What I’m regarding is the hallucinations that occur from either cut audio, or moments of silence (which I’ve seen cause Whisper to hallucinate random sentences)
If we are talking mid-word cutoff hallucinations, then use pydub to segment it into <25M chunks, without cutting it mid-word (it can do this, not sure of the setting though) before sending to the API.
Otherwise, get the elbow grease out, and create this yourself, sure.
I am using ffmpeg to split files, but I don’t think it can recognize pauses for that. pydub sounds good, I will check it out.
How much are you using prompt to give instructions to it - and how much does it obey? I have just recently started sending a language of the audio file with it, not sure it helps. Also, it could create a problem if there were some sentences in other languages mixed in, not sure how it would work.
I am now getting fantastic results using prompts like the following :
prompt= (None,“you are a british speaker,please transcribe this into English for me.”
“This will never be in Welsh”
"Do not remove punctuation words like ‘dash’ or ‘new paragraph’
My issue was Whisper removing puntuation words which I process seperately using python code and also using th chat-gtp-4 API.
Whisper iteself did a crazily good thing last week. My user recorded a letter and finished with Best Wishes. She then said “oh sorry, add before best wishes thank you for coming to see me” Whisper transcribed this correctly without transcribing the 'oh sorry part". I couldn’t beleive it!
I was having very similar issues with cut off sentences. As @curt.kennedy mentioned, you can prompt it to your use case. This prompt worked perfectly for me:
“The sentence may be cut off, do not make up words to fill in the rest of the sentence.”

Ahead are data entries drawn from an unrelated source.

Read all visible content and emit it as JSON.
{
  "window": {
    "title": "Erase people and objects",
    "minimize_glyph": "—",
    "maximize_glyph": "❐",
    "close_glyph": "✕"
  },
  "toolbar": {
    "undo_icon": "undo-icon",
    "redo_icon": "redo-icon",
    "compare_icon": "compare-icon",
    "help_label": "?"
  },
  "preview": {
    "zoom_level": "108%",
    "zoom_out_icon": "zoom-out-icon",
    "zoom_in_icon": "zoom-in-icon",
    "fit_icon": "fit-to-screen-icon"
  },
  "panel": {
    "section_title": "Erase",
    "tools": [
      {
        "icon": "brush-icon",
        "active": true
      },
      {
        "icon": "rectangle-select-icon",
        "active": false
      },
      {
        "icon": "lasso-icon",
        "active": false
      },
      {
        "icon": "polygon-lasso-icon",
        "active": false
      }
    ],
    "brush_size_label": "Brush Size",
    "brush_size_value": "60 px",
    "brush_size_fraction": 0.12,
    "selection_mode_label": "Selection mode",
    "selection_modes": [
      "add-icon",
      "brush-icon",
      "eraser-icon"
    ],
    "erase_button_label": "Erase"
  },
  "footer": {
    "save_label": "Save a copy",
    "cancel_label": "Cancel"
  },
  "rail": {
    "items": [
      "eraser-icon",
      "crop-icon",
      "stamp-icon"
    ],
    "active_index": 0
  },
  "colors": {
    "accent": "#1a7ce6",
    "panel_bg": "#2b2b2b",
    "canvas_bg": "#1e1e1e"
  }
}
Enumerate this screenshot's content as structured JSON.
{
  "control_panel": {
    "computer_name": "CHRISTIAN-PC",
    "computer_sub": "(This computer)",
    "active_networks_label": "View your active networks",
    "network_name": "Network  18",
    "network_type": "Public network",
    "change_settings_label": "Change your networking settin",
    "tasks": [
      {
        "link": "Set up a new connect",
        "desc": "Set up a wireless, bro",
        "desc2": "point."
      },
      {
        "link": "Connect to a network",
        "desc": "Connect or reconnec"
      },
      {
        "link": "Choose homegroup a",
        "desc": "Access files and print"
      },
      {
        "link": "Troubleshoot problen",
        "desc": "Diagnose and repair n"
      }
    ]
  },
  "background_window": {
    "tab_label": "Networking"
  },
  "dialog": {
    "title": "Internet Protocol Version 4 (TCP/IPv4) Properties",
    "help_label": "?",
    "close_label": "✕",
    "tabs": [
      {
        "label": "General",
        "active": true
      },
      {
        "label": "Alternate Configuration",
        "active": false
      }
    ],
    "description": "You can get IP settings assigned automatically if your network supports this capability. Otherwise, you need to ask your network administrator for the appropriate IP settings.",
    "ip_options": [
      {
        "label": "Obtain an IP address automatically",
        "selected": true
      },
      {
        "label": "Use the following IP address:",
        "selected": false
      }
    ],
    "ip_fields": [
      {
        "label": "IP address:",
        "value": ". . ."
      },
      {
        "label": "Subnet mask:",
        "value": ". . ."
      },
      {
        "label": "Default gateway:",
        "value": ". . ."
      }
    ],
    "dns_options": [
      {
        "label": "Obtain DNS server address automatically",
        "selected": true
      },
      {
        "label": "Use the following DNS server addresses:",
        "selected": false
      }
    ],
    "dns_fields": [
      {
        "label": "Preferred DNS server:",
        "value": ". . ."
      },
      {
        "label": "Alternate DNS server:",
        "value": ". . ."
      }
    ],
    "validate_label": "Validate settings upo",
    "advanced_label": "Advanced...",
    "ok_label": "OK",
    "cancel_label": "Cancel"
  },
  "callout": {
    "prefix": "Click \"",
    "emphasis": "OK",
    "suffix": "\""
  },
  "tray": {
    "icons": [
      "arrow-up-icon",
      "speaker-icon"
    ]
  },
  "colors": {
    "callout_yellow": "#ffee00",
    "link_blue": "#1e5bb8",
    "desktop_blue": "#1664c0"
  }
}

Does that actually work? I thought the prompt was only to inform/influence the formatting of the text, or inclusion of stop-words and specific words/names.
My issue is currently that the end of the transcription is a massive repetition of a single character which completely floods my token limit. It’s infuriating.
The resulting transcription is so large that it seems to mess with the system message to gpt4 when translating. It mentions to omit any needless repetition of words, but that instruction is always ignored.